Brandt Snedeker's putting paid off to help him extend his third-round lead and become FedEx cup champion.
By STEVE EUBANKSFS South
"Life is all about timing."
That bit of philosophical wisdom came from the mouth of golf's newest mega-millionaire, a fidgety, long-haired Vanderbilt graduate named Brandt Snedeker who defied all expectations and not only held onto his third-round lead Sunday at the Tour Championship, but actually extended it.
When Snedeker holed the final putt for a 2-under-par 68 and a three-shot win at East Lake Golf Club, he was the FedEx Cup champion, a prize worth $10 million. Throw in the $1.44 million that came with winning the tournament and Snedeker joined last year's winner Bill Haas as the game's latest accidental mogul.
"It's crazy," said Snedeker, who moved into the top 10 in the world for the first time. "You start throwing around a number like $10 million, it's like crazy talk. It's like winning the lottery. I don't know what to tell you I'm going to do with it because I have no clue what I'm going to do with it. I really don't know what to expect. I never thought about having this much money before."
No one else thought about Snedeker having that much money, either. Coming into the week, he was almost an afterthought, the fifth-ranked player in the FedEx Cup standings behind Rory McIlroy, Tiger Woods, Nick Watney and Phil Mickelson, all accomplished closers who had been in this position before.
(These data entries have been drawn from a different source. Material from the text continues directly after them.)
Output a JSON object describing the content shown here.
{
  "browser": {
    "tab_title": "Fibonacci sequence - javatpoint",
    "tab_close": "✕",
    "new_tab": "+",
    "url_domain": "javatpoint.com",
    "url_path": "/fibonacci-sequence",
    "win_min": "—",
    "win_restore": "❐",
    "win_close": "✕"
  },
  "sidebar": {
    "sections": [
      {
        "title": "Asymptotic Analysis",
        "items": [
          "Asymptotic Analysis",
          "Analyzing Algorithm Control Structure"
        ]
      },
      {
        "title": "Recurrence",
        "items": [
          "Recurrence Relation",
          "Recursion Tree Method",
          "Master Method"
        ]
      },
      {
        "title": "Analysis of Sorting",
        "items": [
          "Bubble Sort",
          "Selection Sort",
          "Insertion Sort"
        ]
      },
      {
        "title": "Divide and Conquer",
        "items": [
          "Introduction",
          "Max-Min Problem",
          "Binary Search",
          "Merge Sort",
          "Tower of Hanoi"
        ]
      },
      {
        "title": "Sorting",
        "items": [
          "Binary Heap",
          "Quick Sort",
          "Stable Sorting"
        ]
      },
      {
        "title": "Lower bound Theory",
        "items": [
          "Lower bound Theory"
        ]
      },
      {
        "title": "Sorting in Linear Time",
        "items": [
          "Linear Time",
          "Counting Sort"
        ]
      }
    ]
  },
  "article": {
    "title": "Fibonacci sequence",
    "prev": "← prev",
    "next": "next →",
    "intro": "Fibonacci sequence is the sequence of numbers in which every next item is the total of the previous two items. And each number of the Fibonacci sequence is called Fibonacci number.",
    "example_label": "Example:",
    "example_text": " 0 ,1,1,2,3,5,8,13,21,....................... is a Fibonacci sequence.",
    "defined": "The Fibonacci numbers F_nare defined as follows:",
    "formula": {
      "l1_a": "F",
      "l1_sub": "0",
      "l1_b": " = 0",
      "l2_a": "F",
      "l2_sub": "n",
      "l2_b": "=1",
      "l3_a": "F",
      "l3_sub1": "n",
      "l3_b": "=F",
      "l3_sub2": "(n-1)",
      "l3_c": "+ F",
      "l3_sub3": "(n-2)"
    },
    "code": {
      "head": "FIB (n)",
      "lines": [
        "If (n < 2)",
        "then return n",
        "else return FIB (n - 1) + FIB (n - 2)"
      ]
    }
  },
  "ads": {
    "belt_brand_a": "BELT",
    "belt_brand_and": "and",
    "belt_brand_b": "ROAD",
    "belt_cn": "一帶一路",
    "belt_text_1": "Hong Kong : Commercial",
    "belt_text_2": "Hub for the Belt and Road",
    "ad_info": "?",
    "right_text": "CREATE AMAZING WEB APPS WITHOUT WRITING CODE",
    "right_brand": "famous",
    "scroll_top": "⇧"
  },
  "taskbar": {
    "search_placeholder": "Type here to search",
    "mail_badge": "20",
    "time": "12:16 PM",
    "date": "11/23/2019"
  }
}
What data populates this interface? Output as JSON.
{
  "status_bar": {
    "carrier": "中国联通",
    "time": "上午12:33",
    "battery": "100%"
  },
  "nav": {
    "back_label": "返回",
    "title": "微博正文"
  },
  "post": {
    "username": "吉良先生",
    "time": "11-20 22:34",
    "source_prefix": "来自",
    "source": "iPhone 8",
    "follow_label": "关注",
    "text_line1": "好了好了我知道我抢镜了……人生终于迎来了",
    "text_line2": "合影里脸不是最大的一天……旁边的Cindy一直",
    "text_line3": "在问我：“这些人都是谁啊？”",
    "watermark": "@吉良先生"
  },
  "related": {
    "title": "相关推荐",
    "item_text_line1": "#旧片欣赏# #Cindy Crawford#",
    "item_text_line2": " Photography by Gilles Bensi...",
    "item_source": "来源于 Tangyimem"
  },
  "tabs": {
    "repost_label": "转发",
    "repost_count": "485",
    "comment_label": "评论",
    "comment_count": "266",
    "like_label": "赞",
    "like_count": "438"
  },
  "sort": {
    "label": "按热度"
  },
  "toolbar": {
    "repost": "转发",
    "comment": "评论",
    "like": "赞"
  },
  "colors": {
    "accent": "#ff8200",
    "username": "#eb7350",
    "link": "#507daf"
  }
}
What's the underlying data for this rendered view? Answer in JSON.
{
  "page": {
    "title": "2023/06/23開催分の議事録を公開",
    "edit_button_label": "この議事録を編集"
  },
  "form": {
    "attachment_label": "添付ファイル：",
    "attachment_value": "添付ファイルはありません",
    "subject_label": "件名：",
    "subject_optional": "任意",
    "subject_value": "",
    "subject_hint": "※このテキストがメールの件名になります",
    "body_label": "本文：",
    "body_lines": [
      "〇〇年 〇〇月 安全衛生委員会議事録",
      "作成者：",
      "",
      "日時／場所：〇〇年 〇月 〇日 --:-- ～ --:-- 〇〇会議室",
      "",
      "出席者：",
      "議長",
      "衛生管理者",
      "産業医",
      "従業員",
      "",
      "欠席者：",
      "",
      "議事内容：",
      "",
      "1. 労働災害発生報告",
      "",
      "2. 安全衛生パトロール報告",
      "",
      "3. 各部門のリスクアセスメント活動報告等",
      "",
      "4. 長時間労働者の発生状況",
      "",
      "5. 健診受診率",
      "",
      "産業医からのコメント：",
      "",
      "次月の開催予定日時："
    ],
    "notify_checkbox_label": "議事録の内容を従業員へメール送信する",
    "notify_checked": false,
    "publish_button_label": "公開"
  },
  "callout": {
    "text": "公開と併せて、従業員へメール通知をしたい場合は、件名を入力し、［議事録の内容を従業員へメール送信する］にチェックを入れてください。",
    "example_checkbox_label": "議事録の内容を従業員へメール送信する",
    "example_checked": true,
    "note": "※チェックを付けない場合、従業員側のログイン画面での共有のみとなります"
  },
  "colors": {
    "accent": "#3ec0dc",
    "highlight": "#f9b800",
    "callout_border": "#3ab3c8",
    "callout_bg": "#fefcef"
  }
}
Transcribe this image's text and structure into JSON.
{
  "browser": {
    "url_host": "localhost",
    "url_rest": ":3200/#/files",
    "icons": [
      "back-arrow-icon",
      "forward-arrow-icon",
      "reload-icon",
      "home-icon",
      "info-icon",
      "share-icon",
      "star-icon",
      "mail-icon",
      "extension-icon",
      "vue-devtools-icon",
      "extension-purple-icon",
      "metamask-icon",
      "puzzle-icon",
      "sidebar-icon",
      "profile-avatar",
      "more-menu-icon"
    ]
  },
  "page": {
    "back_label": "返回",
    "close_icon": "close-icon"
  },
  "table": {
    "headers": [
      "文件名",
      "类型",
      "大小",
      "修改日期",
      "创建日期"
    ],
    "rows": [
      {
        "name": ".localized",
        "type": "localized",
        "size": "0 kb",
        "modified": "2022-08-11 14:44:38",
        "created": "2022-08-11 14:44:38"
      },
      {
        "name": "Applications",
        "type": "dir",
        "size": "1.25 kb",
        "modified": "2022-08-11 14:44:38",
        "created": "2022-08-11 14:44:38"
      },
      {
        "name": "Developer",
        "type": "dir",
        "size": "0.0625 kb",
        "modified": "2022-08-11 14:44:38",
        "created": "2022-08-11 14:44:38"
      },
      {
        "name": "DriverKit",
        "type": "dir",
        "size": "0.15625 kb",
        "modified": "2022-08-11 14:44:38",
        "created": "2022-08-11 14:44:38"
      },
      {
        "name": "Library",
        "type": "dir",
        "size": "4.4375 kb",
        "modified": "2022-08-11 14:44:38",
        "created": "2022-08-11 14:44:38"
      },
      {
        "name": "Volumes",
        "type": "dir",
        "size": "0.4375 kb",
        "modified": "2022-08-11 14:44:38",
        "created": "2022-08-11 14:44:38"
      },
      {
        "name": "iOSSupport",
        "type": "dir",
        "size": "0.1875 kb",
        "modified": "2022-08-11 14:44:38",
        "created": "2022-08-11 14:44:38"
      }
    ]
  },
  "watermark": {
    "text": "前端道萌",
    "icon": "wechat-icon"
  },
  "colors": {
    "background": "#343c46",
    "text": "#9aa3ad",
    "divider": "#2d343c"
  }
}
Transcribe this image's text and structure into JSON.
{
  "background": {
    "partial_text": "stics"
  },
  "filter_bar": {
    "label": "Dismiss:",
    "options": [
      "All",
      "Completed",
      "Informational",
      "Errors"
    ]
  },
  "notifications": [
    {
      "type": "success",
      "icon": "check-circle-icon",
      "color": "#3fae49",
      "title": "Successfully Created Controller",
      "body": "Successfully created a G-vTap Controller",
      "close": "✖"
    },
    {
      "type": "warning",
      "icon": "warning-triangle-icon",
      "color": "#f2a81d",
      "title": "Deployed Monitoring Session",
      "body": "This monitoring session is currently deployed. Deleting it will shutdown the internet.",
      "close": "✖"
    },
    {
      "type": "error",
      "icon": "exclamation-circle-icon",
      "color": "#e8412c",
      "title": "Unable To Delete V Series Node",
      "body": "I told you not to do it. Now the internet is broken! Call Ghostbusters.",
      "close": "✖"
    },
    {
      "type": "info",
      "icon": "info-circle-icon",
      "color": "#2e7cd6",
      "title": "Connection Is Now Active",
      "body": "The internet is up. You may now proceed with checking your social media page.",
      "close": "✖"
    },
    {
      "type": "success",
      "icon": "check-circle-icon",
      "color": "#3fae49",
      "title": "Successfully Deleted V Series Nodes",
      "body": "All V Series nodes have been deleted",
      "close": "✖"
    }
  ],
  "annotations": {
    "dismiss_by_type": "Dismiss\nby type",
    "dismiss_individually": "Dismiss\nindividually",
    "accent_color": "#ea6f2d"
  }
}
McIlroy, who was in the No. 1 spot in the standings at the beginning of the week, had two playoff wins. He teed off on Sunday tied for fourth. Everyone expected the final round to be a coronation: the No.1 player in the world nabbing golf's richest prize.
But something unexpected happened. McIlroy, who had won three of his past four tournaments, shot 74 and had to settle for second. Woods shot 72 and tied for eighth.
Snedeker, meanwhile, was the only player in the last five groups to break par. Long considered one of the best putters in the game, Snedeker made every crucial putt. Every single one. If it had to go in, he drained it.
"His putting is what Brandt lives and dies by," said Justin Rose, who finished second while playing alongside Snedeker on Sunday and watched as the unheralded American got up and down from impossible spots and drained bombs from places where most players would have been trying not to three-putt.
"His putts were always right there or somewhere thereabouts," Rose said. "He's one of the best putters in the world."
That is the reason Davis Love III used one of his four Ryder Cup captain's picks on Snedeker, a pick that garnered criticism as players like Hunter Mahan had more wins and more Ryder Cup experience.
Now Davis looks like a genius.
"It solidifies what I already know," Snedeker said when asked what this win does to identify him as a player. "I think when I play my best golf, my best golf is some of the best in the world."
That theory will be tested at Medinah this week in the Ryder Cup, where the pressure will be magnified exponentially. He got a small taste of it late on Sunday when chants of "U-S-A" echoed through the Georgia pines.
"I'm going to use today as a huge thing to fall back on next week," Snedeker said. "I know it's going to be a pressure-packed week. But I played against the best in the world this week for 72 holes. And I beat them."
By sundown on Sunday at the home course of Bobby Jones, another quote came to mind, one of many Jones made in his life.
"A good putter is a match for any man," Jones once said.
Snedeker proved that with an $11.44 million exclamation point.